Abstract
Introduction
ADHD affects about 4% of children and adults worldwide (Fayyad et al., 2007; Polanczyk & Rohde, 2007). It is diagnosed on the basis of psychological and behavioral criteria, as specified in the Diagnostic and Statistical Manual of Mental Disorders (DSM) and the International Classification of Diseases (ICD) and implemented in several rating scales (Snyder, Hall, Cornwell, & Quintana, 2006; Taylor, Deb, & Unwin, 2011). At present, there are no validated, reliable biomarkers for ADHD (Thome et al., 2012).
The fact that ADHD is still a controversial diagnosis in parts of the public and the medical establishment has made the search for such markers more pressing, as it may provide uncontentious evidence for a physical basis of the disorder. The field of electroencephalography (EEG) and event-related potentials (ERPs) seem particularly promising, as brain wave abnormalities have been widely observed in children with ADHD (Barry, Clarke, & Johnstone, 2003; Barry, Johnstone, & Clarke, 2003) and can be measured cheaply, noninvasively, and on-site.
This study reviews the literature on ERP-based markers for ADHD with the specific aim of assessing their usefulness as diagnostic tests.
Method
We searched MEDLINE, EMBASE, Web of Science Core Collection, BIOSIS, and Current Contents Connect (CCC) using the OVID SP web interface and the following search string:
(adhs or adhd or “attention deficit hyperactivity disorder” or “attention deficit with hyperactivity disorder”) AND (“evoked potential” or “evoked potentials” or “erp” or “event-related potential” or “event-related potentials” or p300 or p3 or p3a or p3b or “contingent negative variation” or “error-related negativity” or “early left anterior negativity” or “late positive component” or p600 or “syntactic positive shift” or “early posterior negativity” or “early directing-attention negativity” or “anterior directing-attention negativity” or “mismatch negativity” or “bereitschaftspotential” or “readiness potential”) AND (specificity or “receiver operating characteristic” or roc or classif* or discriminat*).

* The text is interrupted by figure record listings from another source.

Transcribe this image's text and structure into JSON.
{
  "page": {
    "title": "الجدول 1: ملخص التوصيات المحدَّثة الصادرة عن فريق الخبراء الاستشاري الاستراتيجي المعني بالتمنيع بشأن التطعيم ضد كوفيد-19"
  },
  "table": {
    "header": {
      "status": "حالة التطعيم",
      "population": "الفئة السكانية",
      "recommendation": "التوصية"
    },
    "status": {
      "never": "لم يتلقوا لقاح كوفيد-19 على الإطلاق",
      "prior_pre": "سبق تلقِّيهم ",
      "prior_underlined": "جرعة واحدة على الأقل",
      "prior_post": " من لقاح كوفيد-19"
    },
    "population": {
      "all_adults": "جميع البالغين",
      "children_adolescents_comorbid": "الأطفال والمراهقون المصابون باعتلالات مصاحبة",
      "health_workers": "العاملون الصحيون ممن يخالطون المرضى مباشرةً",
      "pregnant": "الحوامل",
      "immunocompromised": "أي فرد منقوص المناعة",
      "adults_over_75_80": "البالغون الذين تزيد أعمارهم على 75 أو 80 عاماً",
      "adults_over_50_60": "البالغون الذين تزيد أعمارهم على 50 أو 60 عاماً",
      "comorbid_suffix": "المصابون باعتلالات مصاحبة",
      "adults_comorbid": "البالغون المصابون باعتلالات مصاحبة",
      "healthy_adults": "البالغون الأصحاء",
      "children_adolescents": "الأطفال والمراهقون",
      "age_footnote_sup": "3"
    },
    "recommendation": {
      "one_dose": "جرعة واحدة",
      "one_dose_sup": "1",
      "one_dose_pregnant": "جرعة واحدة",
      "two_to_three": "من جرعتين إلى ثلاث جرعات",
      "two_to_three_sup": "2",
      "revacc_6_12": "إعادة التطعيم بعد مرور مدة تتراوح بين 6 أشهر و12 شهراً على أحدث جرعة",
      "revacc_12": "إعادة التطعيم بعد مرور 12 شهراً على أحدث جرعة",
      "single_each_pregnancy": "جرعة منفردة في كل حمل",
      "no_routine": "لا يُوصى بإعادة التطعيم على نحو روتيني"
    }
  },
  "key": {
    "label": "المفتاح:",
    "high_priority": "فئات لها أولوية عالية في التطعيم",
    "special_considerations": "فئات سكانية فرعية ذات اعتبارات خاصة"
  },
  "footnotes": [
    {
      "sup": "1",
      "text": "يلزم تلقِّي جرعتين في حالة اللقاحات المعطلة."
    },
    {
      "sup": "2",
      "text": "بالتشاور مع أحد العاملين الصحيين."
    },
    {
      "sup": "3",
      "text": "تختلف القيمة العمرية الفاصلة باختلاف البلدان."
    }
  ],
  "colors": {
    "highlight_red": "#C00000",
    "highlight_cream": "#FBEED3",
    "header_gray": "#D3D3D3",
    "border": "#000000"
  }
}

The abstracts of the search results were scanned for studies meeting, or appearing to meet, the following inclusion criteria:
Participants diagnosed with ADHD using DSM or ICD criteria;
Healthy control group;
ERP-based measure(s) used as index test to discriminate ADHD from controls; studies using the index test to discriminate between more than two groups (e.g., dyslexia, ADHD, and controls) were excluded;
Sensitivity and specificity of the index test and corresponding number of participants must be reported or derivable from the report.
The full texts of eligible abstracts were obtained. Studies not meeting the criteria were then excluded. In addition, the reference lists of all full texts were checked for additional studies meeting the requirements. This process was conducted independently by the two study authors. Disagreements were resolved by consensus.
The first author (A.G.) assessed the methodological quality of the studies using criteria from the second version of the Quality Assessment of Diagnostic Accuracy Studies (QUADAS-2) tool (Whiting, 2011). Seven items were rated, with the three possible response options “yes,” “no,” and “unclear.” Strict application criteria for these options were defined. All items were phrased in a way that a positive answer (“yes”) always signaled the absence of bias. Because for the present set of studies, not all types of bias are equally serious, we added an importance weighting to the QUADAS-2 items (see next section). Table 1 lists quality items, item weightings, response options, and application criteria.
Items Used to Assess Study Quality.
2 = of primary importance, 1 = of secondary importance.
Item Weightings
Spectrum bias, verification bias, partial verification bias, and overfitting were rated the most important. Spectrum bias means that a test might not be applicable to a particular sample. Verification bias means the test may not apply well to the target disorder. Partial verification means that the disorder has not been assessed in all participants, making a test unreliable. Overfitting means the test’s performance may be much worse than implied by the nominal estimates of classification accuracy. These four kinds of bias, alone or in combination, may more or less invalidate a test.
Recovery bias, differential verification bias, and exclusions of participants after recruitment were rated as of secondary importance. Recovery bias is less important because ADHD is a chronic condition whose nature will change only slowly, if at all. This means even intervals of several months between reference and index test may not bias index test accuracy. Differential verification, in the present set of studies, only applied to controls not receiving the same reference standards as ADHD patients. Assuming that confirming the absence of ADHD symptoms in controls should not be too error-prone even if done with less rigorous instruments as those used to evaluate ADHD patients, the effect of this bias should be relatively small. Exclusions of recruited patients after the fact may render samples less representative of the target population, but given that spectrum bias already looms large, the added effect of exclusions should be small and could even go in the direction of making the stayers more representative.
Results
The search yielded a total of 311 papers, whose abstracts were scanned by the authors. Forty-nine papers were selected for inspection of full texts, of which seven met all inclusion criteria and were selected for final review. These represented 284 ADHD patients and 219 controls. Figure 1 shows the details of the search strategy.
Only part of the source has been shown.